En el último minuto mi cuñada nos anunció que se acercaría en coche, desde Hamburgo, para celebrar mi cumpleaños. Al principio me sorprendió este rasgo de cordialidad heroica, este cariño súbitamente descubierto que saltaba por encima de todas las recomendaciones de Baja Sajonia para el control de la pandemia. Luego, cuando llevaba ya varios días sin cumplir años y seguía viéndola tricotar delante de nuestro televisor, entendí lo que ocurría en realidad. Mi cuñada se había fugado de casa.
Hace cosa de un año, mi cuñada y su marido decidieron alquilar por Airbnb una de las habitaciones que tienen libres. Creyeron poder sacar así un dinerito y durante unos meses se las dieron de cucos. Alentados por el éxito inicial, pensaron que sería una buena idea utilizar los contactos que conseguían a través de Airbnb para hacer contratos de subalquiler de larga duración a espaldas de la plataforma. Y, como la avaricia rompe el saco, se encontraron con que de repente vivía en su casa un señor desconocido.
Yo pasé algunos meses en un piso compartido y recuerdo haber visto unos restos de comida tan pegados a la cacerola que hubo que tirarla; el novio de una chica que vivía allí escalaba la fachada para entrar por la ventana, arrancando de paso los cables del teléfono; alguien rompió el aspirador de Kathleen en una sesión de parafilia y yo mismo tiré una taza de café —llena— contra una pared que hasta ese momento había sido blanca.

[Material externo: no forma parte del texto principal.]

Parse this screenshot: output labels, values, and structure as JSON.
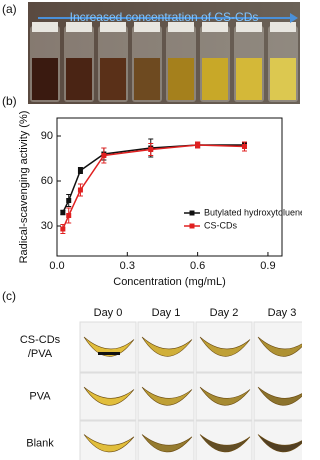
{
  "panel_labels": [
    "(a)",
    "(b)",
    "(c)"
  ],
  "panel_a": {
    "arrow_text": "Increased concentration of CS-CDs"
  },
  "chart_data": {
    "type": "line",
    "x_label": "Concentration (mg/mL)",
    "y_label": "Radical-scavenging activity (%)",
    "x": [
      0.025,
      0.05,
      0.1,
      0.2,
      0.4,
      0.6,
      0.8
    ],
    "series": [
      {
        "name": "Butylated hydroxytoluene",
        "color": "#111111",
        "values": [
          39,
          47,
          67,
          78,
          82,
          84,
          84
        ],
        "errors": [
          1.5,
          4,
          2,
          4,
          6,
          2,
          2
        ]
      },
      {
        "name": "CS-CDs",
        "color": "#e02020",
        "values": [
          28,
          37,
          54,
          77,
          81,
          84,
          83
        ],
        "errors": [
          3,
          5,
          4,
          5,
          4,
          2,
          3
        ]
      }
    ],
    "xlim": [
      0,
      0.96
    ],
    "ylim": [
      10,
      102
    ],
    "xticks": [
      {
        "value": 0,
        "label": "0.0"
      },
      0.3,
      0.6,
      0.9
    ],
    "yticks": [
      30,
      60,
      90
    ],
    "legend": "lower right"
  },
  "panel_c": {
    "days": [
      "Day 0",
      "Day 1",
      "Day 2",
      "Day 3"
    ],
    "rows": [
      [
        "CS-CDs",
        "/PVA"
      ],
      [
        "PVA"
      ],
      [
        "Blank"
      ]
    ]
  }
}
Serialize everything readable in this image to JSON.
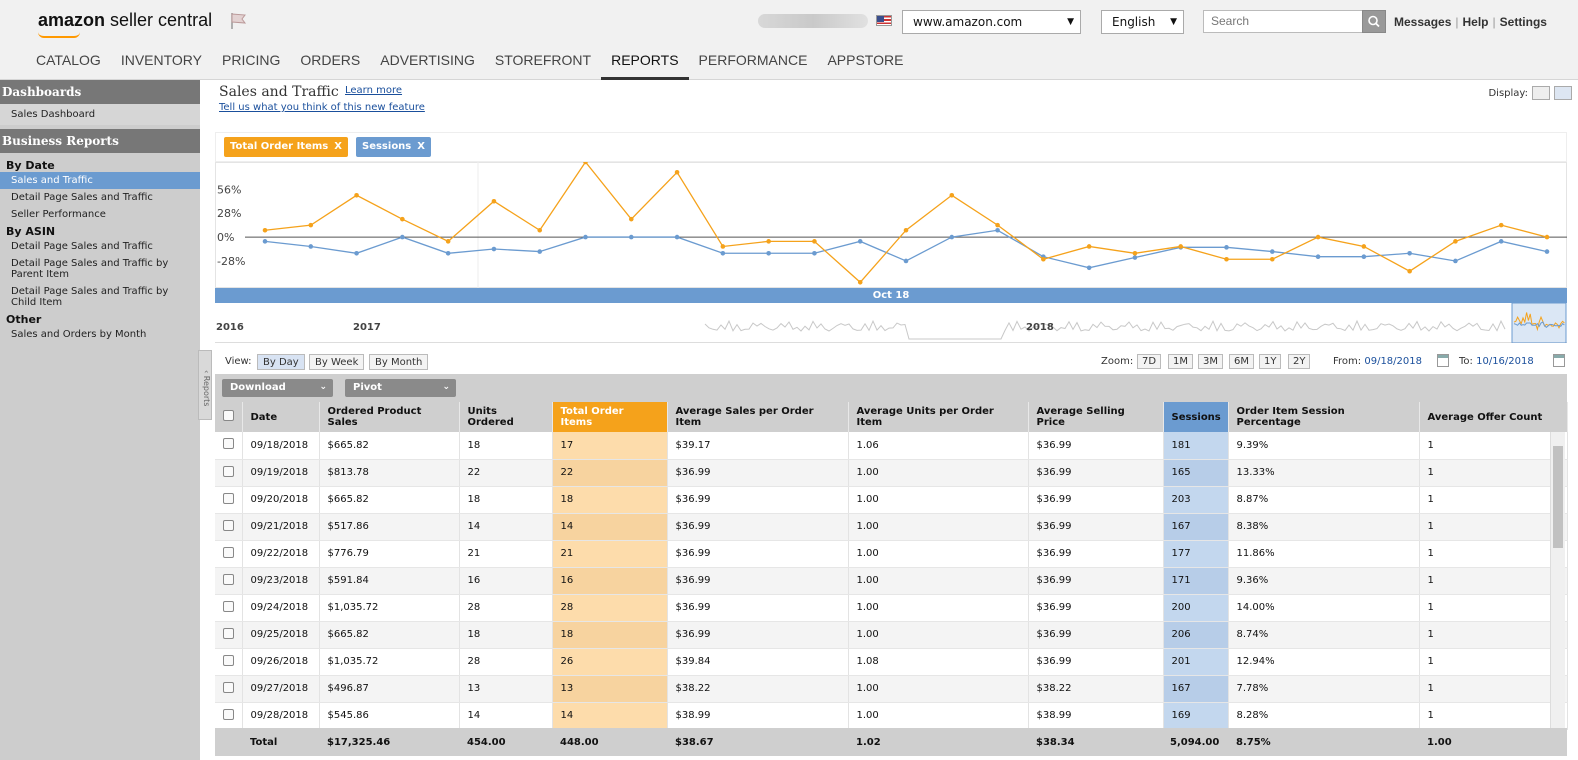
{
  "header": {
    "logo_bold": "amazon",
    "logo_light": " seller central",
    "marketplace": "www.amazon.com",
    "language": "English",
    "search_placeholder": "Search",
    "links": [
      "Messages",
      "Help",
      "Settings"
    ]
  },
  "nav": [
    "CATALOG",
    "INVENTORY",
    "PRICING",
    "ORDERS",
    "ADVERTISING",
    "STOREFRONT",
    "REPORTS",
    "PERFORMANCE",
    "APPSTORE"
  ],
  "sidebar": {
    "dashboards_title": "Dashboards",
    "sales_dashboard": "Sales Dashboard",
    "business_reports_title": "Business Reports",
    "by_date": "By Date",
    "by_date_items": [
      "Sales and Traffic",
      "Detail Page Sales and Traffic",
      "Seller Performance"
    ],
    "by_asin": "By ASIN",
    "by_asin_items": [
      "Detail Page Sales and Traffic",
      "Detail Page Sales and Traffic by Parent Item",
      "Detail Page Sales and Traffic by Child Item"
    ],
    "other": "Other",
    "other_items": [
      "Sales and Orders by Month"
    ],
    "collapse_label": "Reports"
  },
  "page": {
    "title": "Sales and Traffic",
    "learn_more": "Learn more",
    "feedback": "Tell us what you think of this new feature",
    "display_label": "Display:"
  },
  "chips": [
    {
      "label": "Total Order Items",
      "color": "#f5a21b"
    },
    {
      "label": "Sessions",
      "color": "#6b9bd0"
    }
  ],
  "chart_data": {
    "type": "line",
    "y_ticks": [
      "56%",
      "28%",
      "0%",
      "-28%"
    ],
    "ylim": [
      -55,
      88
    ],
    "timeline_label": "Oct 18",
    "overview_years": [
      "2016",
      "2017",
      "2018"
    ],
    "series": [
      {
        "name": "Total Order Items",
        "color": "#f5a21b",
        "values": [
          8,
          14,
          49,
          21,
          -5,
          42,
          8,
          88,
          21,
          76,
          -11,
          -5,
          -5,
          -53,
          8,
          49,
          14,
          -26,
          -11,
          -19,
          -11,
          -26,
          -26,
          0,
          -11,
          -40,
          -5,
          14,
          0
        ]
      },
      {
        "name": "Sessions",
        "color": "#6b9bd0",
        "values": [
          -5,
          -11,
          -19,
          0,
          -19,
          -14,
          -17,
          0,
          0,
          0,
          -19,
          -19,
          -19,
          -5,
          -28,
          0,
          8,
          -23,
          -36,
          -24,
          -12,
          -12,
          -17,
          -23,
          -23,
          -19,
          -28,
          -5,
          -17
        ]
      }
    ]
  },
  "view": {
    "label": "View:",
    "buttons": [
      "By Day",
      "By Week",
      "By Month"
    ],
    "zoom_label": "Zoom:",
    "zoom": [
      "7D",
      "1M",
      "3M",
      "6M",
      "1Y",
      "2Y"
    ],
    "from_label": "From:",
    "from": "09/18/2018",
    "to_label": "To:",
    "to": "10/16/2018"
  },
  "toolbar": {
    "download": "Download",
    "pivot": "Pivot"
  },
  "table": {
    "columns": [
      "Date",
      "Ordered Product Sales",
      "Units Ordered",
      "Total Order Items",
      "Average Sales per Order Item",
      "Average Units per Order Item",
      "Average Selling Price",
      "Sessions",
      "Order Item Session Percentage",
      "Average Offer Count"
    ],
    "rows": [
      [
        "09/18/2018",
        "$665.82",
        "18",
        "17",
        "$39.17",
        "1.06",
        "$36.99",
        "181",
        "9.39%",
        "1"
      ],
      [
        "09/19/2018",
        "$813.78",
        "22",
        "22",
        "$36.99",
        "1.00",
        "$36.99",
        "165",
        "13.33%",
        "1"
      ],
      [
        "09/20/2018",
        "$665.82",
        "18",
        "18",
        "$36.99",
        "1.00",
        "$36.99",
        "203",
        "8.87%",
        "1"
      ],
      [
        "09/21/2018",
        "$517.86",
        "14",
        "14",
        "$36.99",
        "1.00",
        "$36.99",
        "167",
        "8.38%",
        "1"
      ],
      [
        "09/22/2018",
        "$776.79",
        "21",
        "21",
        "$36.99",
        "1.00",
        "$36.99",
        "177",
        "11.86%",
        "1"
      ],
      [
        "09/23/2018",
        "$591.84",
        "16",
        "16",
        "$36.99",
        "1.00",
        "$36.99",
        "171",
        "9.36%",
        "1"
      ],
      [
        "09/24/2018",
        "$1,035.72",
        "28",
        "28",
        "$36.99",
        "1.00",
        "$36.99",
        "200",
        "14.00%",
        "1"
      ],
      [
        "09/25/2018",
        "$665.82",
        "18",
        "18",
        "$36.99",
        "1.00",
        "$36.99",
        "206",
        "8.74%",
        "1"
      ],
      [
        "09/26/2018",
        "$1,035.72",
        "28",
        "26",
        "$39.84",
        "1.08",
        "$36.99",
        "201",
        "12.94%",
        "1"
      ],
      [
        "09/27/2018",
        "$496.87",
        "13",
        "13",
        "$38.22",
        "1.00",
        "$38.22",
        "167",
        "7.78%",
        "1"
      ],
      [
        "09/28/2018",
        "$545.86",
        "14",
        "14",
        "$38.99",
        "1.00",
        "$38.99",
        "169",
        "8.28%",
        "1"
      ]
    ],
    "total": [
      "Total",
      "$17,325.46",
      "454.00",
      "448.00",
      "$38.67",
      "1.02",
      "$38.34",
      "5,094.00",
      "8.75%",
      "1.00"
    ]
  }
}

En comparación, lo que hace el subinquilino de mi cuñada es lo que haría alguien con unos modales exquisitos: meter los platos en el lavavajillas conforme a un sistema propio, intentar calentar una cazuela de barro en la placa de inducción, olvidarse de posar los vasos en los posavasos, pasar de cambiar las fundas del edredón nórdico y dejar en cualquier parte los canutos del papel higiénico. Lo más raro que puede achacársele a este individuo es que, en cuanto entra al aseo, tira de la cadena. Parece que en Irán, de donde procede, se tira de la cadena para espantar a las serpientes; en Hamburgo, la reacción que deberían tener las serpientes la tiene mi cuñada.
Y es por esa razón por la que mi cuñada ha deshecho su maleta en la habitación que tenemos libre, ha transformado la mesa del comedor en su despacho, mete los cubiertos donde buenamente cree que debe meterlos y tiene puesta de la mañana a la noche una cadena de radio que echa exclusivamente música navideña. Es verdad que también recoge al niño de la guardería, y que cada día se pasa un buen rato entreteniéndolo, por lo que esta semana casi he podido hacer mi trabajo medio bien. Pero no me renta —como me dicen que se dice ahora— tener que escuchar todos los días a George Michael cantando Last Christmas I Gave You My Heart. Así que he empezado a repasar la lista de cumpleaños de mis amigos capricornio —tengo muchos amigos capricornio—, y estoy intentando determinar a cuál quiero menos para hacerle una visita sorpresa.